The D.C. Circuit refused to order the memo's release under the Freedom of Information Act earlier this year, finding that the OLC "cannot speak authoritatively on the FBI's policy." Even if the OLC opinion describes "the legal parameters of what the FBI is permitted to do, it does not state or determine the FBI's policy," the three-judge appellate panel said.

Given the lack of references to the opinion in public documents, the court also found that the FBI had not expressly adopted the OLC opinion.

"But the panel's determination conflates Sears' requirement of 'express' adoption with 'public' adoption: a document may be expressly adopted within an agency without that adoption having publicly observable traits," the EFF said Tuesday, citing the 1975 decision NLRB v. Sears, Roebuck & Co. "Indeed, FOIA's purpose of eliminating 'secret law' is ill-served by a rule, like the one articulated below, that permits agencies to circumvent the act's disclosure requirements, simply by avoiding public reference to a document - especially when that document governs agency conduct internally."

The EFF claimed that the Department of Justice interpreted the D.C. Circuit's January opinion to "authorize a near-categorical exemption from FOIA for OLC's formal opinions," and at least one federal judge has upheld this categorical approach.

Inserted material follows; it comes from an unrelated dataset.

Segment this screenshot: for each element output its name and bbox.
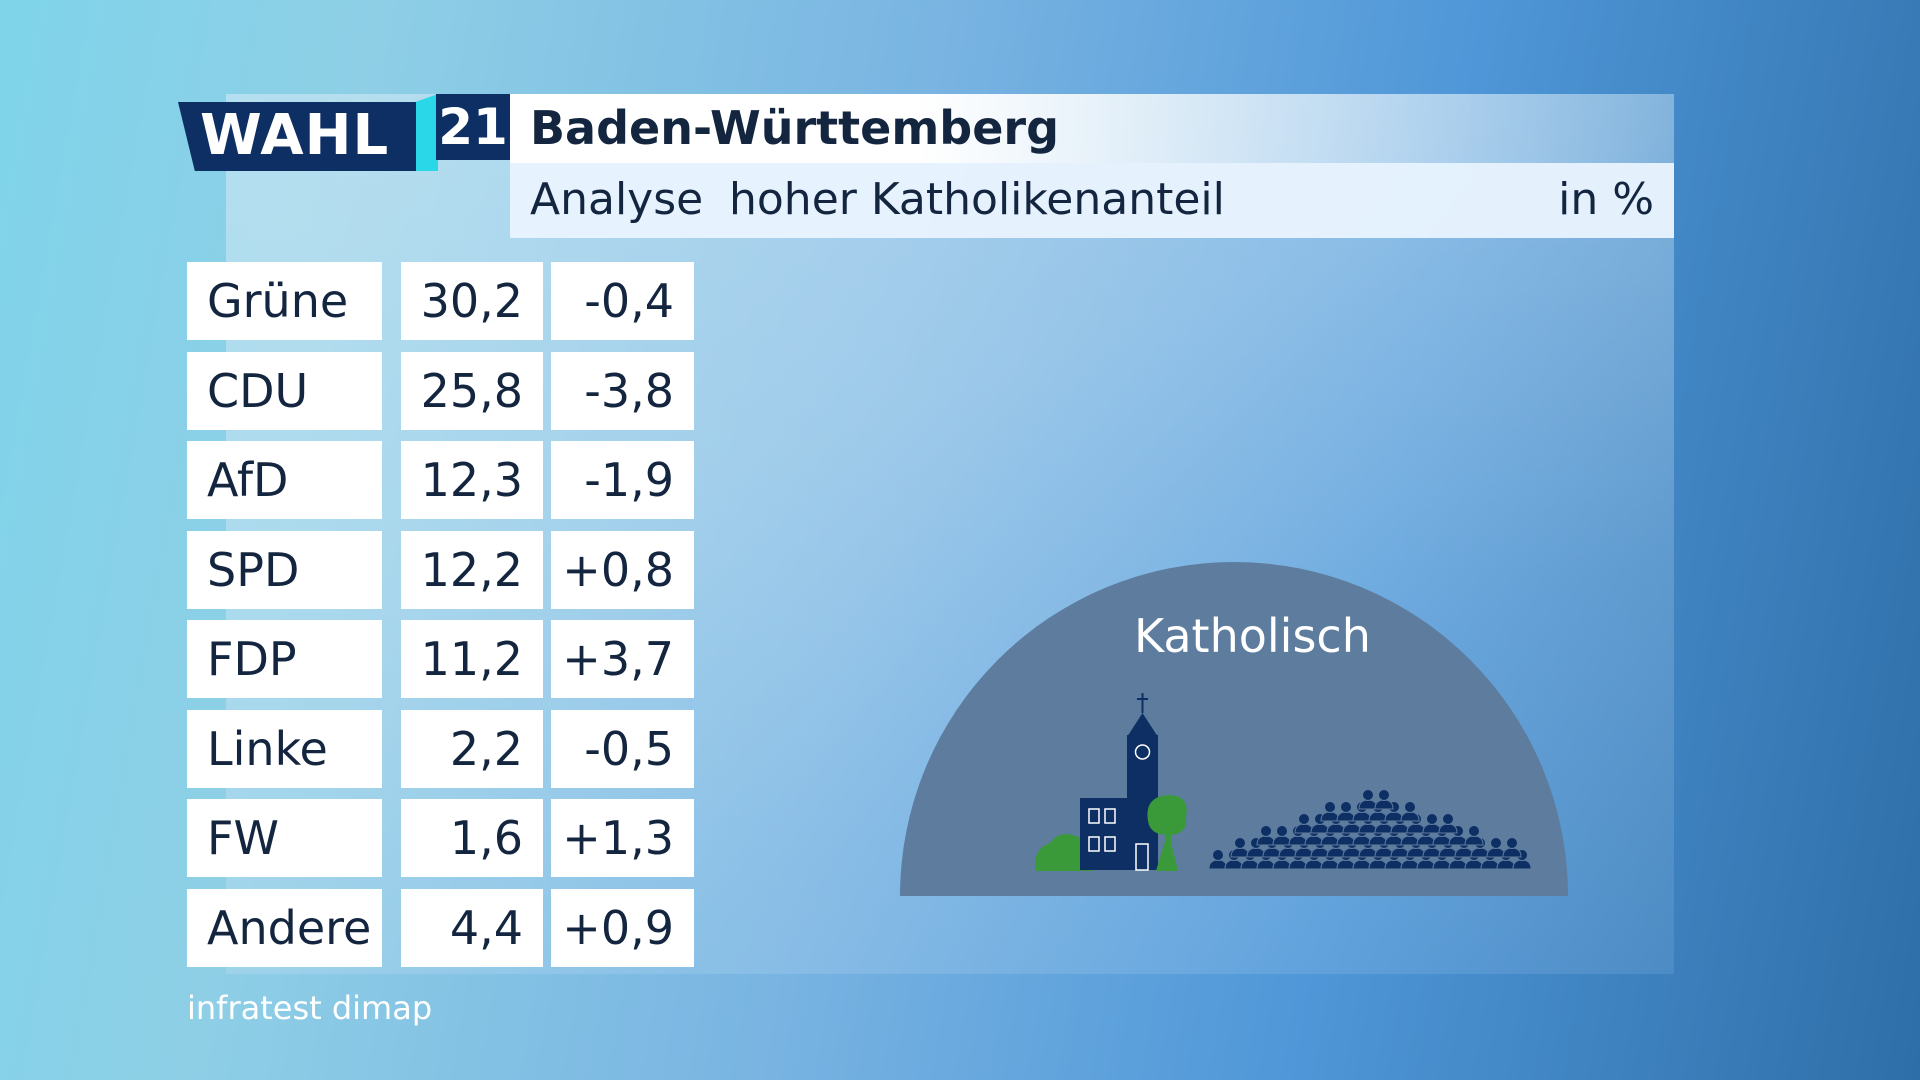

"Indeed, a recent district court decision adopted precisely such a sweeping approach: in a case involving ten OLC opinions authorizing various government surveillance programs, the court determined there was 'no principled way to distinguish the OLC opinion' at issue there from the Opinion at issue in this case," the EFF said.

The digital rights nonprofit urged the Supreme Court to hear its case, and give lower courts guidance on how to determine what constitutes deliberative-process privilege to protect the public right to know how the executive branch interprets its authority and limitations.

"As Senator Dianne Feinstein recently noted, access to OLC opinions 'isn't just idle curiosity. It's really to understand the direction and rules under which certain programs operate. ... These opinions are actually indispensible to effective oversight,'" the brief states. Feinstein made those remarks at a nomination hearing.

"OLC opinions have formed the legal basis for some incredibly controversial government actions," EFF Staff Attorney Mark Rumold said in a statement. "It can't be left to the executive branch's discretion to release these critically important opinions. We hope the Supreme Court will take the opportunity to clarify that this type of secret law has no place in a democratic society."